Our responsible investment approach is four-fold:

2. Screening and divestment

We prefer to have a constructive dialogue with the senior management of companies we invest in where we believe they need to improve their ESG performance. If we simply exclude companies from our investment portfolios, we lose the opportunity to drive positive change by exerting an influence on them. But there are some companies involved in activities that have such a negative impact on the planet and society that they risk falling out of favour with investors and consumers, leading to falls in their value and so pose an unacceptable investment risk. Due to the nature of their businesses, or the nature of our investments in them, we believe engagement would make no difference to their long-term prospects, or is not appropriate, and we exclude them. Exclusions in our multi-asset funds include companies involved in thermal coal and tar sands, manufacturers of controversial weapons and violators of international standards on human rights, labour, environment and corruption, known as the UN Global Compact.

2. Integration

We look at economic scenarios which take into account the impact of climate risk and other ESG factors on longer-term asset class projections and use this to help set the Strategic Asset Allocation for our multi-asset funds. Climate change is one of the biggest issues facing society today and we believe reducing the carbon footprint of our investments has the potential to deliver long-term positive investment outcomes given the stance of regulators, governments and investors alike. So we’re aiming to halve the carbon footprint of our investments by 2030 on our path to a carbon neutral position by 2050. The remainder that still have a positive carbon footprint will have a plan to finish transitioning, and to offset these residual emissions, we’ll be increasing investment in climate solutions such as renewable energy, low carbon buildings and energy efficient technologies.

3. Allocation

Our multi-asset funds are invested predominantly in third party single asset class funds so our strategic asset allocation optimisation gives us the opportunity to increasingly invest in ESG investment strategies.

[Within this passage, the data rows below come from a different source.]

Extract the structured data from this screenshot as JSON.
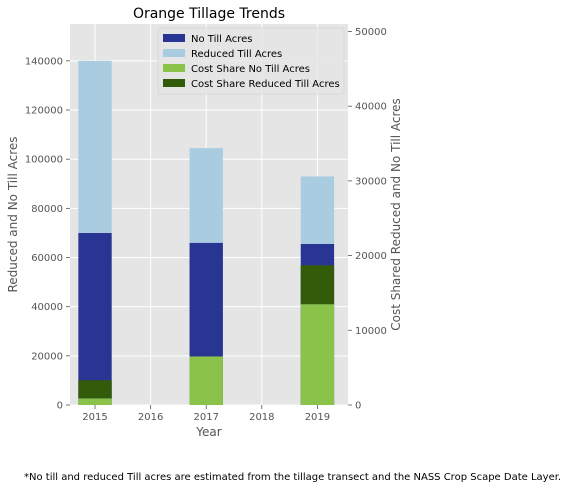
{
  "chart_data": {
    "type": "bar",
    "title": "Orange Tillage Trends",
    "xlabel": "Year",
    "ylabel": "Reduced and No Till Acres",
    "y2label": "Cost Shared Reduced and No Till Acres",
    "x_ticks": [
      "2015",
      "2016",
      "2017",
      "2018",
      "2019"
    ],
    "ylim": [
      0,
      155000
    ],
    "y_ticks": [
      "0",
      "20000",
      "40000",
      "60000",
      "80000",
      "100000",
      "120000",
      "140000"
    ],
    "y2lim": [
      0,
      51000
    ],
    "y2_ticks": [
      "0",
      "10000",
      "20000",
      "30000",
      "40000",
      "50000"
    ],
    "grid": true,
    "legend_position": "top-right",
    "primary_series": [
      {
        "name": "No Till Acres",
        "color": "#283593",
        "x": [
          2015,
          2017,
          2019
        ],
        "values": [
          70000,
          66000,
          65500
        ],
        "stack_base": [
          0,
          0,
          0
        ]
      },
      {
        "name": "Reduced Till Acres",
        "color": "#a9cce0",
        "x": [
          2015,
          2017,
          2019
        ],
        "values": [
          70000,
          38500,
          27500
        ],
        "stack_base": [
          70000,
          66000,
          65500
        ]
      }
    ],
    "secondary_series": [
      {
        "name": "Cost Share No Till Acres",
        "color": "#8bc34a",
        "x": [
          2015,
          2017,
          2019
        ],
        "values": [
          900,
          6500,
          13500
        ],
        "stack_base": [
          0,
          0,
          0
        ]
      },
      {
        "name": "Cost Share Reduced Till Acres",
        "color": "#335c0a",
        "x": [
          2015,
          2017,
          2019
        ],
        "values": [
          2400,
          0,
          5200
        ],
        "stack_base": [
          900,
          6500,
          13500
        ]
      }
    ]
  },
  "footnote": "*No till and reduced Till acres are estimated from the tillage transect and the NASS Crop Scape Date Layer."
}
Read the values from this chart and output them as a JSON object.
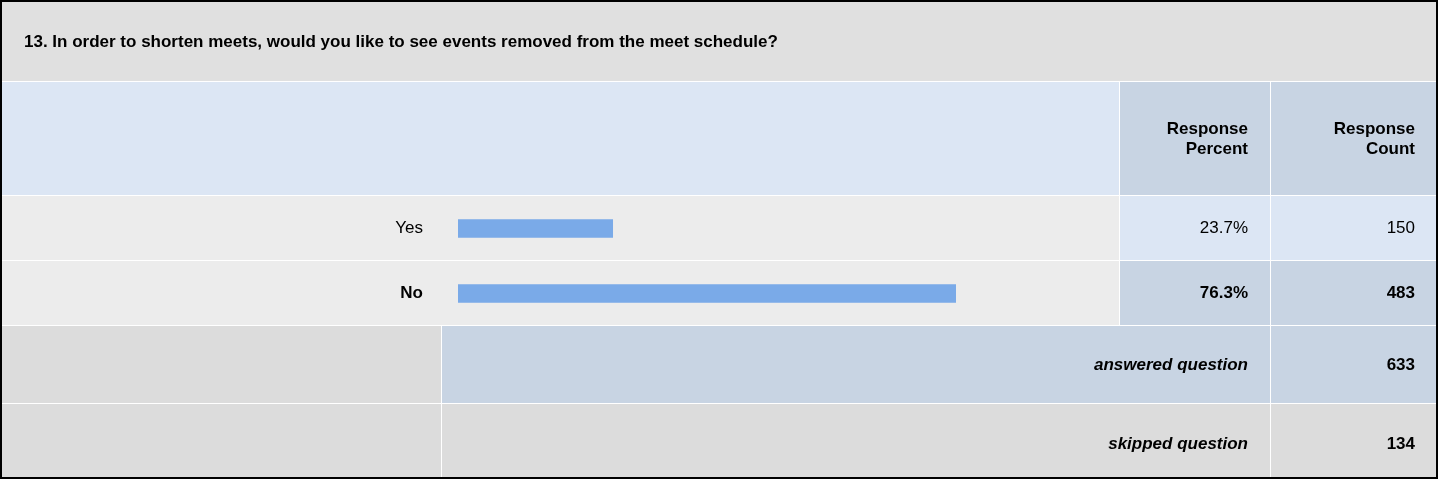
{
  "chart_data": {
    "type": "bar",
    "orientation": "horizontal",
    "title": "13. In order to shorten meets, would you like to see events removed from the meet schedule?",
    "categories": [
      "Yes",
      "No"
    ],
    "values": [
      23.7,
      76.3
    ],
    "value_labels": [
      "23.7%",
      "76.3%"
    ],
    "color": "#7aaae8",
    "tick_labels": "y",
    "legend": false,
    "annotations": [
      "Response Percent",
      "Response Count",
      "150",
      "483",
      "answered question",
      "633",
      "skipped question",
      "134"
    ]
  }
}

To do this, we’re working with our appointed investment managers to develop climate-aware investment funds which have a bias towards investing in companies that are adapting their businesses to be less carbon-intensive or developing climate solutions, such as renewable energy, sustainable agriculture and pollution prevention. We’ve already invested 20% of the equities portion of our Pension Portfolio Funds and Retirement Portfolio Funds in a climate transition fund which we developed with our appointed investment manager BlackRock. We’re also investing a portion of the global bond allocations in a new ESG low-carbon global bond fund which BlackRock designed in consultation with Scottish Widows. From November 24th 2022, the property fund we invest in will track a new green low carbon index tilted towards companies making improvements in green building certification, energy usage and carbon emissions intensity.

4. Active stewardship

We take our role as active stewards of customers’ pension savings seriously and this is reflected in us becoming one of the first signatories to the new Stewardship Code. We don’t believe it’s good enough to leave this crucial activity only to the fund managers we’ve appointed to manage our investments. When we’ve a significant investment in a company, such as through our multi-asset funds, and have ESG concerns, we’ll engage with them directly to encourage positive change and we also exercise our voting rights directly on a selective basis for key issues.

Ever evolving

While we believe we’ve made significant progress on ESG integration, we’re continually evolving our approach and we’ll be making further adjustments to the components of our multi-asset funds. For example, we’re working with policymakers and industry peers to explore private market investment opportunities, like infrastructure and nature-based solutions, required to successfully transition to a lower carbon economy whilst also having a positive social and environmental impact.